There is a notable downward revision of the expected path for the debt-to-GDP ratio from what was proposed in the October 2017 Medium-Term Budget Policy Statement. As opposed to debt levels rising to more than 60% of GDP, it is forecast they will peak at around 56% of GDP and taper off. The debt-to-GDP ratio is expected to remain at these lofty levels for the next decade, which is a very long time. Continued efforts to drastically grow the economy are needed. At these debt levels, the economy needs to sustainably grow at more than 4% to stop further credit ratings downgrades.

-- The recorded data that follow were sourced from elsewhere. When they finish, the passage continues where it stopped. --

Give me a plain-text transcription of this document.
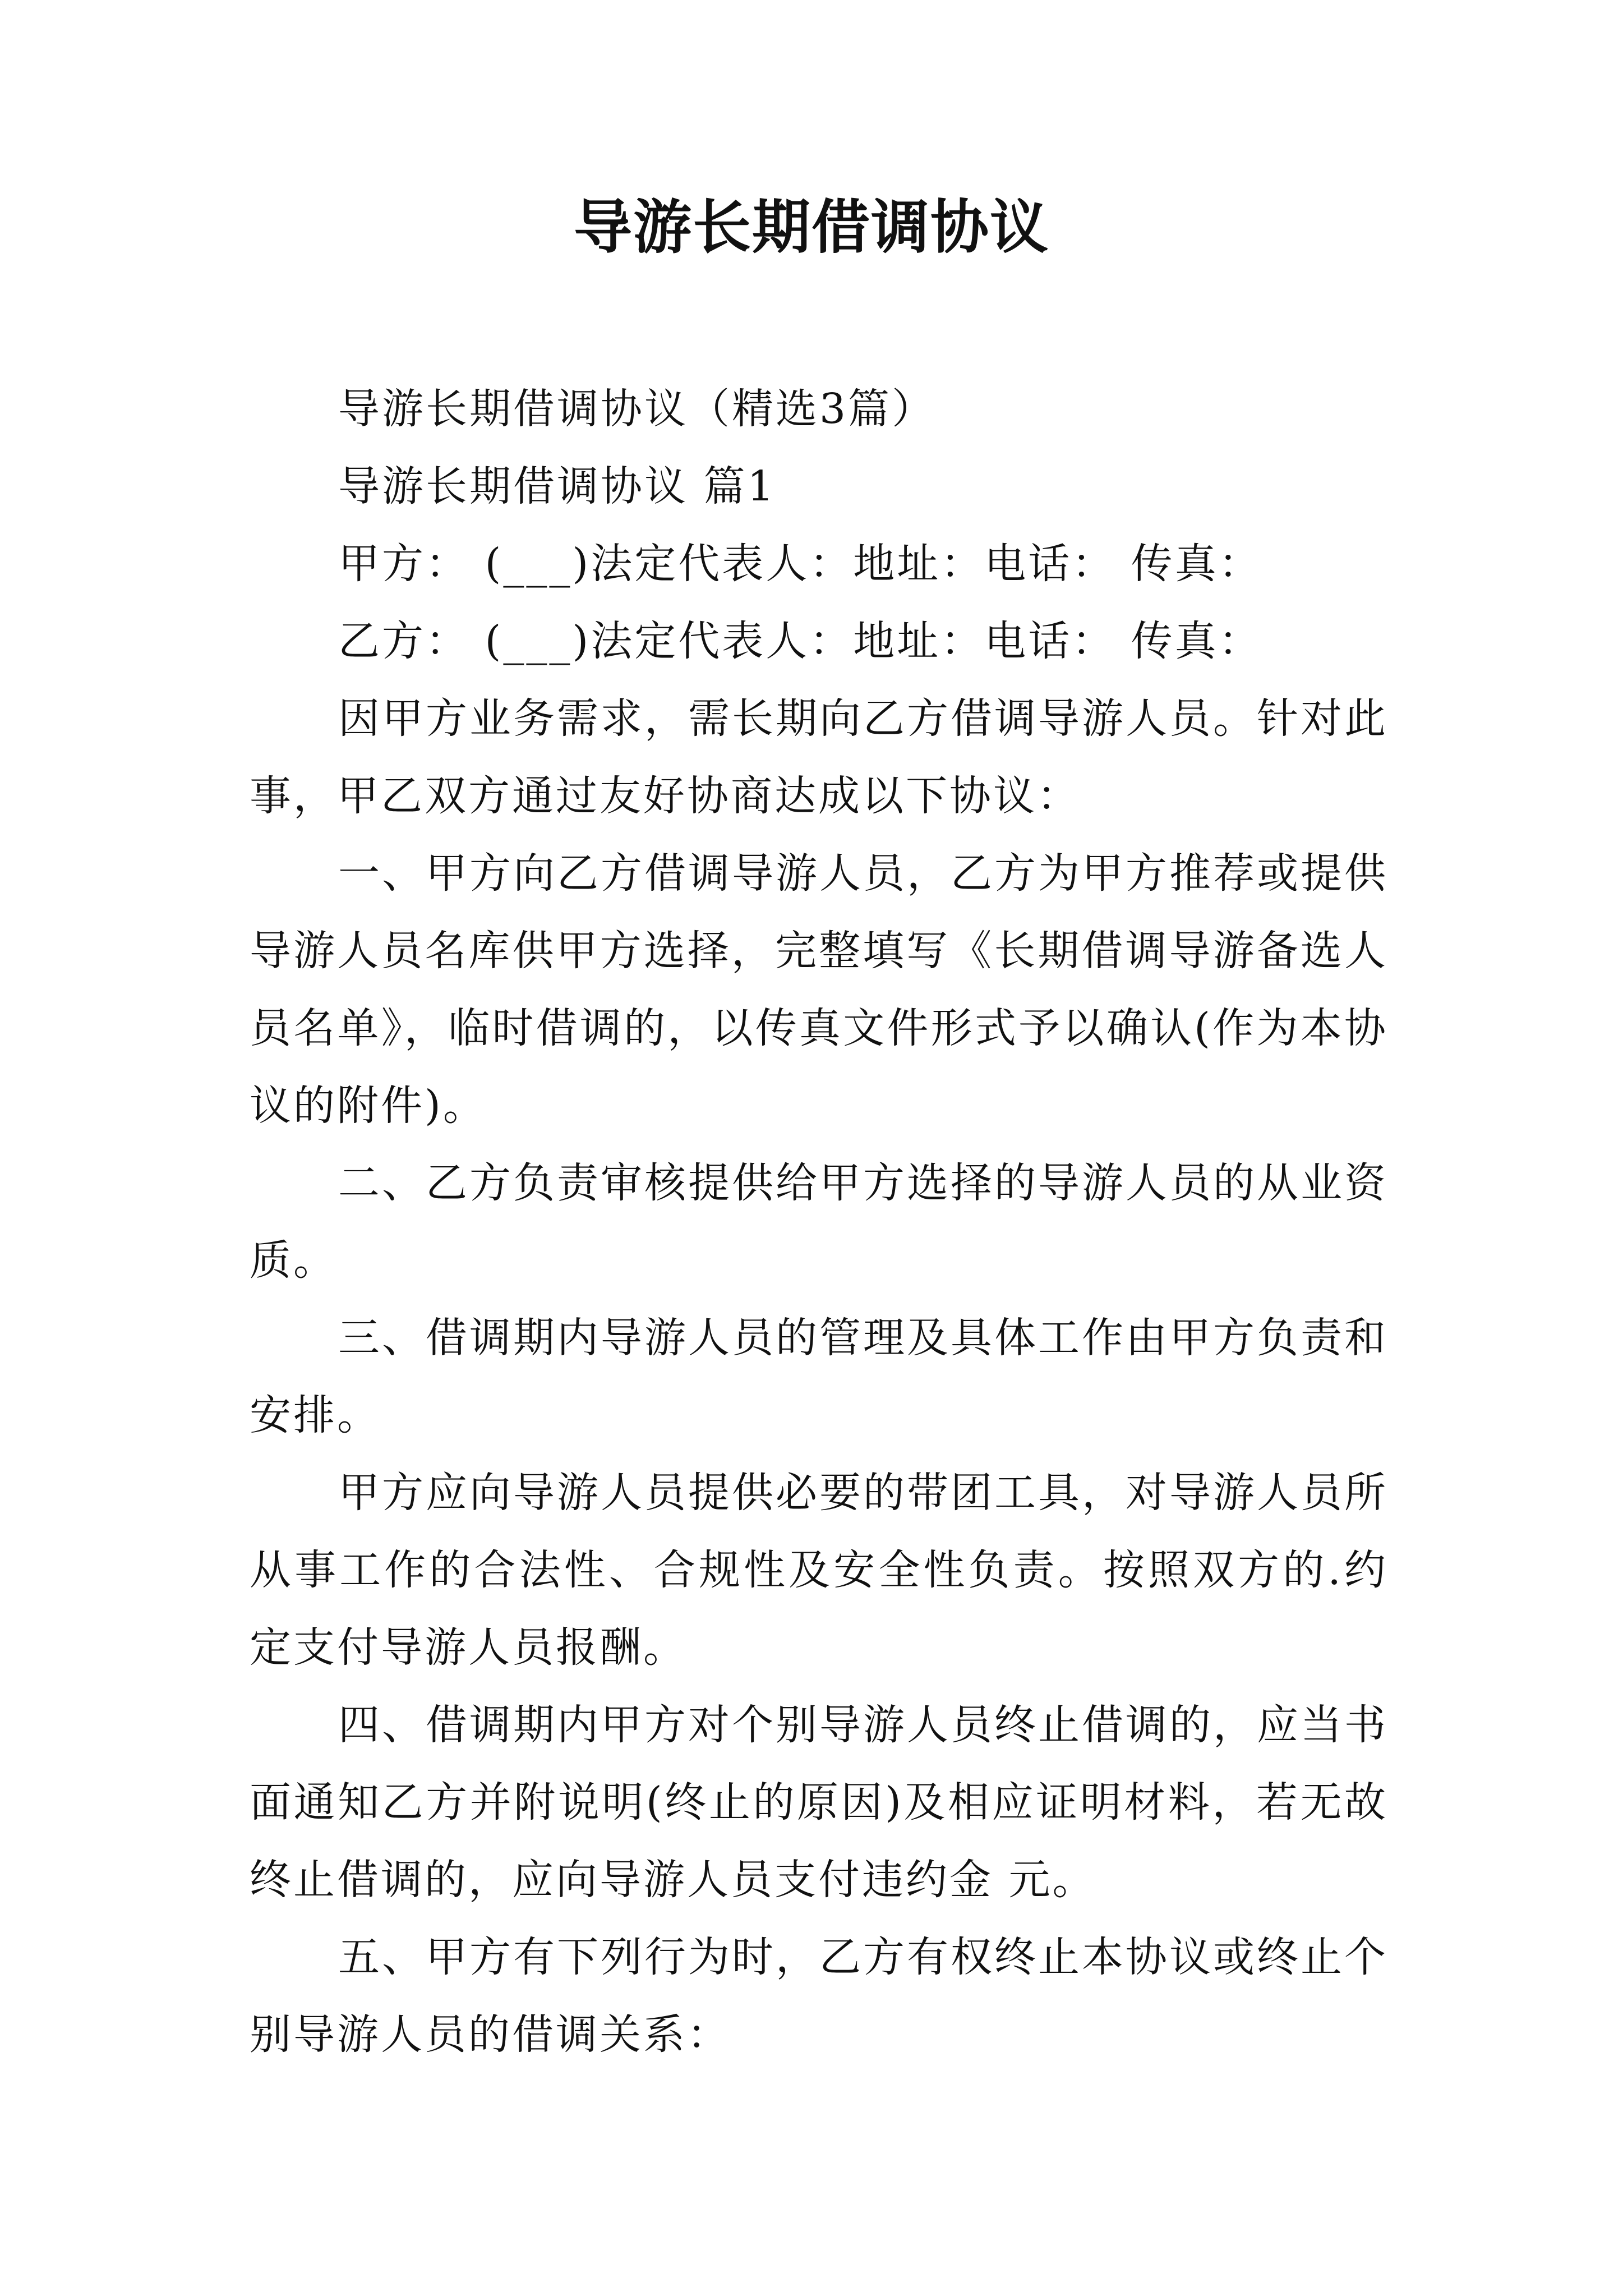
导游长期借调协议

导游长期借调协议（精选3篇）

导游长期借调协议 篇1

甲方： (___)法定代表人：地址：电话： 传真：

乙方： (___)法定代表人：地址：电话： 传真：

因甲方业务需求，需长期向乙方借调导游人员。针对此事，甲乙双方通过友好协商达成以下协议：

一、甲方向乙方借调导游人员，乙方为甲方推荐或提供导游人员名库供甲方选择，完整填写《长期借调导游备选人员名单》，临时借调的，以传真文件形式予以确认(作为本协议的附件)。

二、乙方负责审核提供给甲方选择的导游人员的从业资质。

三、借调期内导游人员的管理及具体工作由甲方负责和安排。

甲方应向导游人员提供必要的带团工具，对导游人员所从事工作的合法性、合规性及安全性负责。按照双方的.约定支付导游人员报酬。

四、借调期内甲方对个别导游人员终止借调的，应当书面通知乙方并附说明(终止的原因)及相应证明材料，若无故终止借调的，应向导游人员支付违约金 元。

五、甲方有下列行为时，乙方有权终止本协议或终止个别导游人员的借调关系：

Opening South Africa for investment


In what will prove to be the largest step change since 2008, South Africa will increase its prudential offshore limits for funds under management by institutional investors, expressed in Regulation 28, by five percentage points to 30% from 25%, with allocations to Africa increased to 10% from 5%. This is a progressive step which will increase diversification benefits for South African investors and attract foreign investment back into South Africa.


Bottom line


This budget is progressive and represents a new dawn for South Africa. After several years of evident decay, the tide seems to have turned. One always needs to look for the proof in what gets promised, but in the 2018 National Budget Review, President Cyril Ramaphosa and his team have demonstrated the resolve and agility South Africa can have in effecting positive change.